Антонина Сергеевна закрыла глаза, представляя эту картину – ее сын на кухне, малыш в высоком стульчике, улыбающаяся Лена. Настоящая семья.
Поначалу все было непросто. Иван рассказывал, как тяжело давались ему извинения, как Лена смотрела на него с недоверием, как они учились разговаривать друг с другом, не обвиняя, не требуя, а просто слушая.

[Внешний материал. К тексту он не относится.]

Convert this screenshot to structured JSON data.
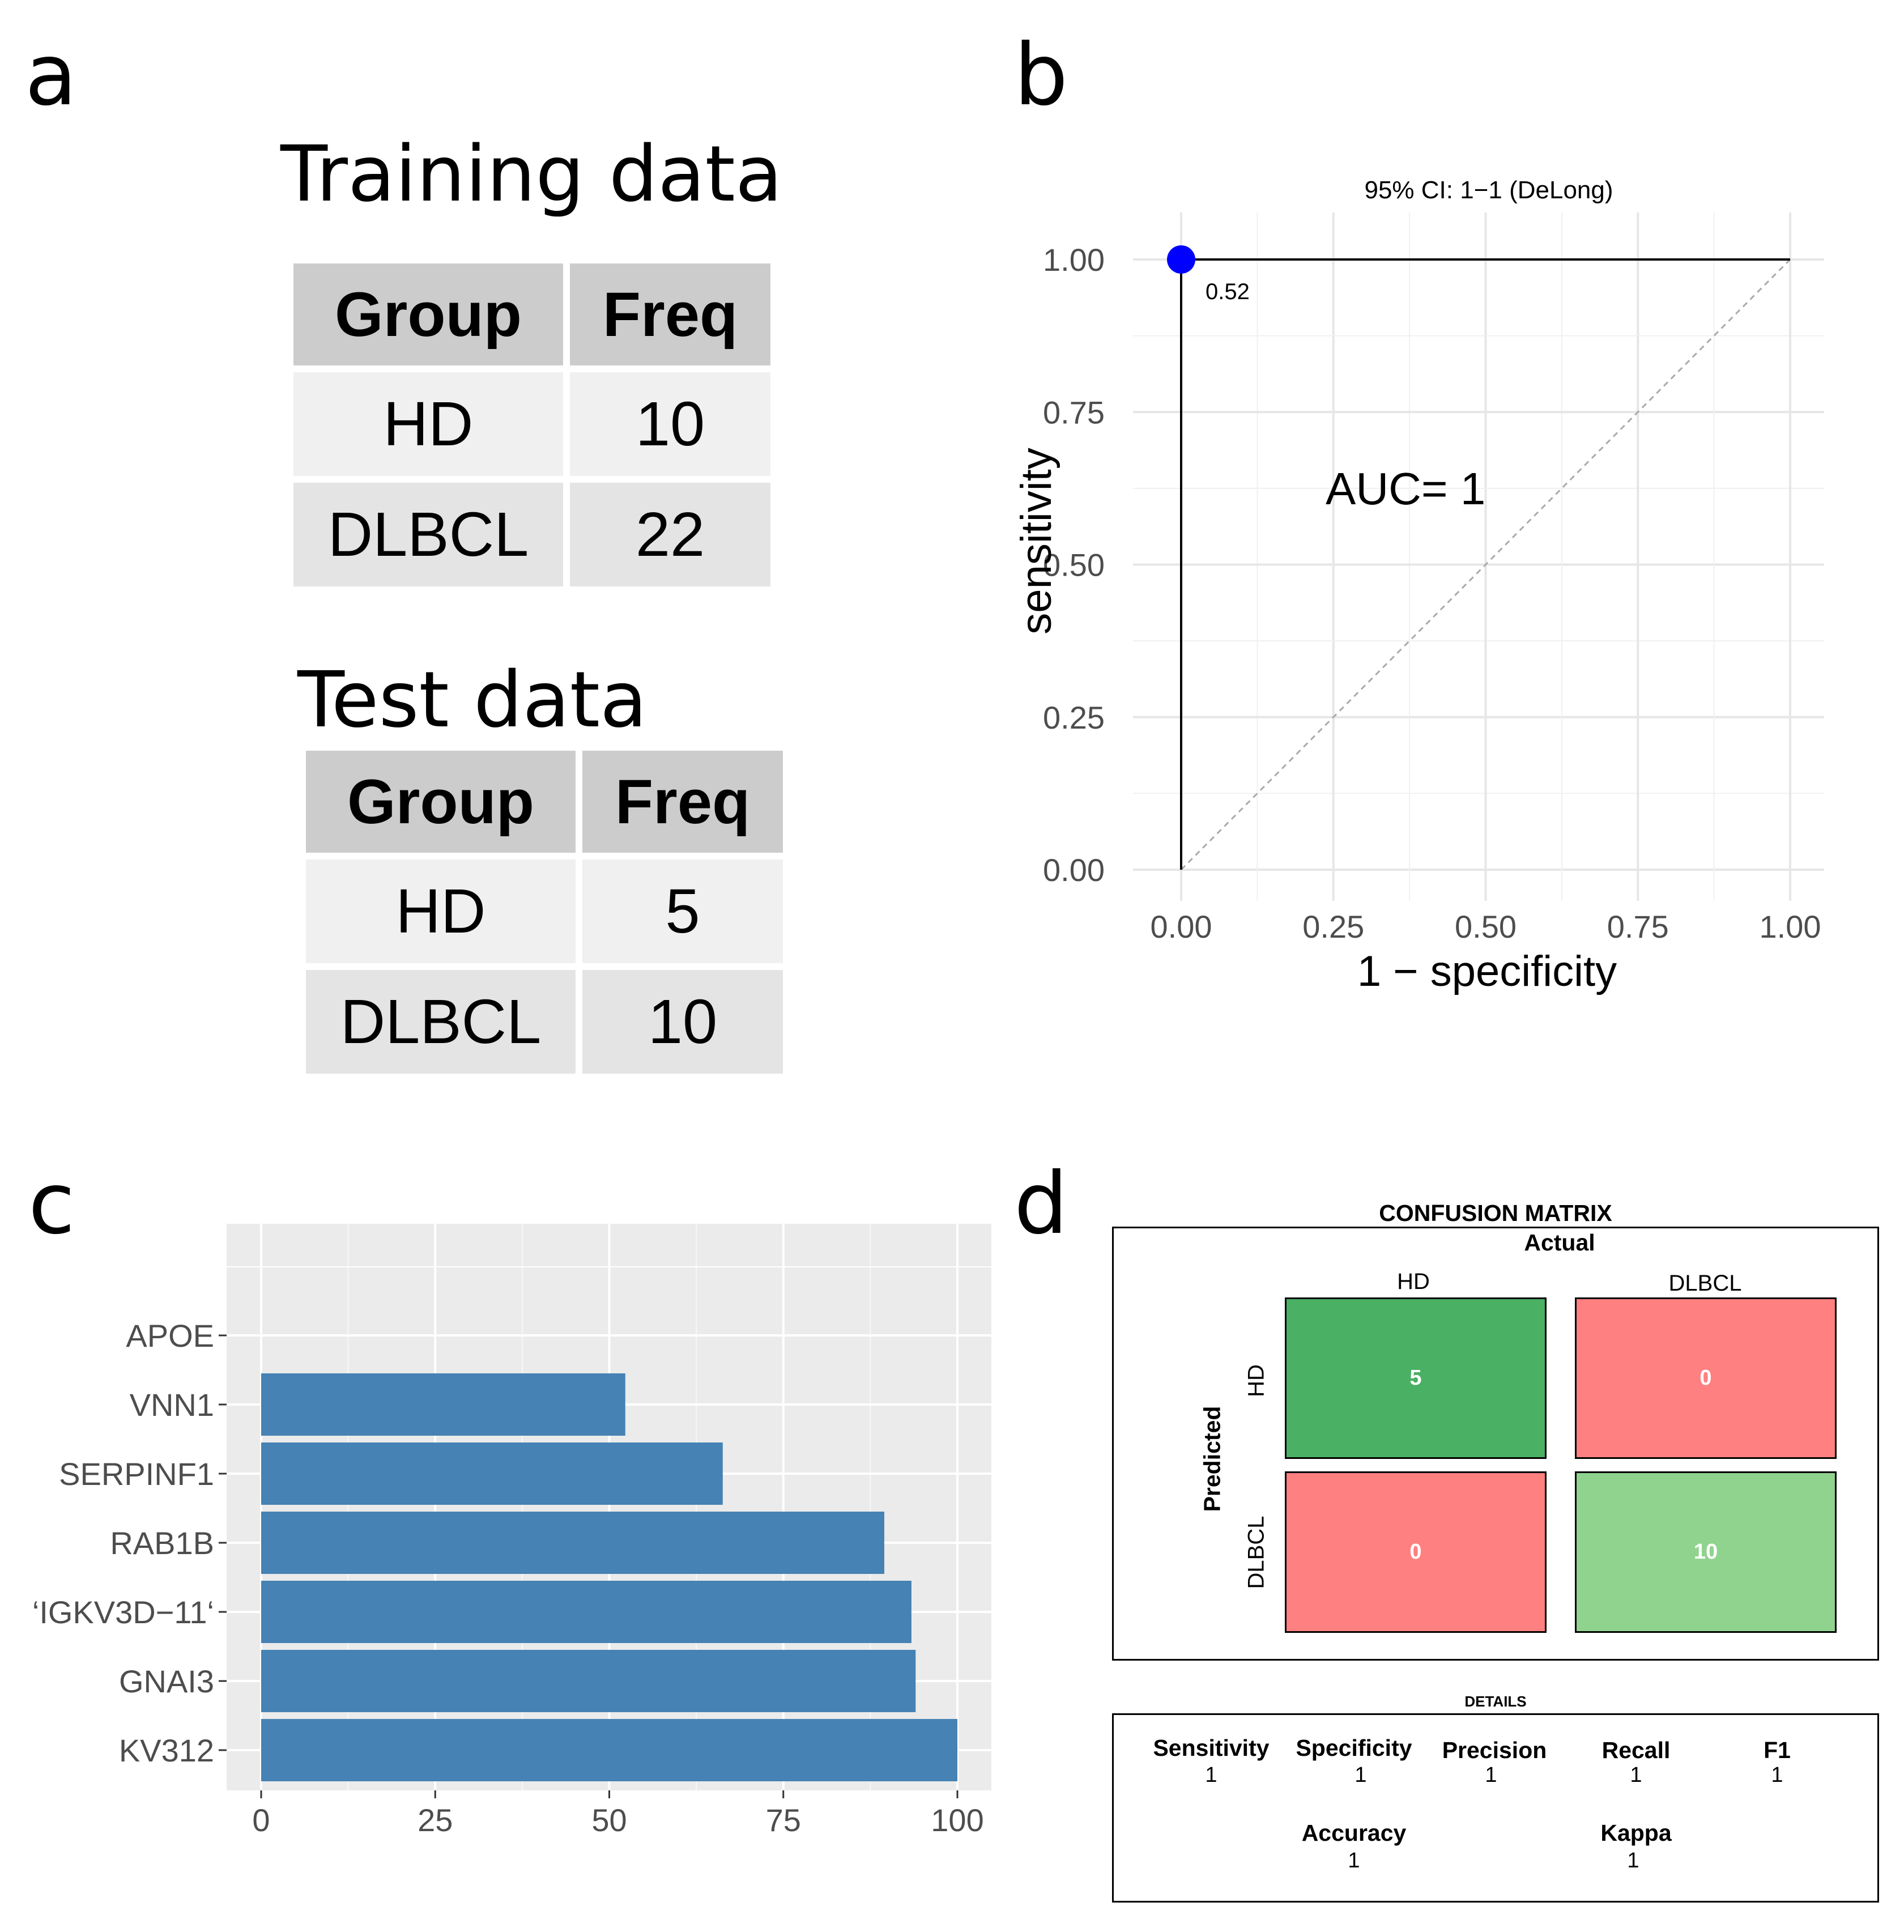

— Знаешь, мам, — голос Ивана стал серьезнее, — я хотел спросить… Ты в эту субботу свободна? Мы с Леной подумали, может, к нам на обед придешь? Я плов попробую приготовить.
— Конечно, сынок, — Антонина Сергеевна почувствовала, как к горлу подступил комок. — С удовольствием приду.
— Вот и отлично! — снова оживился Иван. — Ладно, мам, мне пора Мишку купать. Лена устала сегодня, хочу, чтобы она хоть поужинала спокойно.
Даже попрощавшись, Антонина Сергеевна продолжала улыбаться. Да, она все-таки немного вмешалась, но была этому рада. «Хорошо все закончилось», — подумала она.